Excess pressure one soap bubble is four times that of other. Then the ratio of volume of first bubble to second one is

To solve the problem, we need to find the ratio of the volumes of two soap bubbles given that the excess pressure inside one bubble is four times that of the other. ### Step-by-Step Solution: 1. **Understanding Excess Pressure in Soap Bubbles**: The excess pressure (\( \Delta P \)) inside a soap bubble is given by the formula: \[ \Delta P = \frac{4T}{R} \] where \( T \) is the surface tension of the soap solution and \( R \) is the radius of the bubble. 2. **Setting Up the Relationship**: Let the excess pressure of the first bubble be \( \Delta P_1 \) and that of the second bubble be \( \Delta P_2 \).

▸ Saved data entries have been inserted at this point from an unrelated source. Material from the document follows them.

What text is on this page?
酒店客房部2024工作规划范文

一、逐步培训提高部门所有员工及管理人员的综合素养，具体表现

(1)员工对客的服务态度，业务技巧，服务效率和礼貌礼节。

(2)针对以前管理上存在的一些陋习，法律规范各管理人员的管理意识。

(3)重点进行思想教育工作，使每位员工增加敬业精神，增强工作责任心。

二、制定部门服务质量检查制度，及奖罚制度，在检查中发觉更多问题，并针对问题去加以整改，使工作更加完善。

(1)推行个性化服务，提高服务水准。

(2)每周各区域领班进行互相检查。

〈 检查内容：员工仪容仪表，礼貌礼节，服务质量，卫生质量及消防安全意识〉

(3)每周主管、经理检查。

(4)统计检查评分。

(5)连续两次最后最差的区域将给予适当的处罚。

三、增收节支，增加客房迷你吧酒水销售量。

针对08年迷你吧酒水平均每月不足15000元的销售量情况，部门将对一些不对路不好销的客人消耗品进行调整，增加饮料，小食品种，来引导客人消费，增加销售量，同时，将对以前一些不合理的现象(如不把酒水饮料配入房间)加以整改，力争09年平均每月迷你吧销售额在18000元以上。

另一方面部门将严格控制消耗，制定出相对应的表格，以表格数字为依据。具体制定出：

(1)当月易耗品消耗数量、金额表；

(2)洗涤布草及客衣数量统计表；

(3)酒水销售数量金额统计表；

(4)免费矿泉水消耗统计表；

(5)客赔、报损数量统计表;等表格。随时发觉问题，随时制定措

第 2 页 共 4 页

According to the problem: \[ \Delta P_1 = 4 \Delta P_2 \] 3. **Expressing Excess Pressure in Terms of Radius**: Using the formula for excess pressure, we can write: \[ \Delta P_1 = \frac{4T}{R_1} \quad \text{and} \quad \Delta P_2 = \frac{4T}{R_2} \] Substituting these into the relationship gives: \[ \frac{4T}{R_1} = 4 \left(\frac{4T}{R_2}\right) \] 4. **Simplifying the Equation**: Cancel \( 4T \) from both sides (assuming \( T \neq 0 \)): \[ \frac{1}{R_1} = \frac{4}{R_2} \] Rearranging gives: \[ R_2 = 4R_1 \] 5. **Finding the Volume Ratio**: The volume \( V \) of a sphere (or bubble) is given by: \[ V = \frac{4}{3} \pi R^3 \] Therefore, the volumes of the two bubbles are: \[ V_1 = \frac{4}{3} \pi R_1^3 \quad \text{and} \quad V_2 = \frac{4}{3} \pi R_2^3 \] The ratio of the volumes is: \[ \frac{V_1}{V_2} = \frac{\frac{4}{3} \pi R_1^3}{\frac{4}{3} \pi R_2^3} = \frac{R_1^3}{R_2^3} \] 6. **Substituting the Radius Relationship**: Since \( R_2 = 4R_1 \), we have: \[ \frac{V_1}{V_2} = \frac{R_1^3}{(4R_1)^3} = \frac{R_1^3}{64R_1^3} = \frac{1}{64} \] 7. **Final Result**: Thus, the ratio of the volumes of the first bubble to the second bubble is: \[ \frac{V_1}{V_2} = \frac{1}{64} \] ### Conclusion: The ratio of the volume of the first bubble to the second bubble is \( 1:64 \).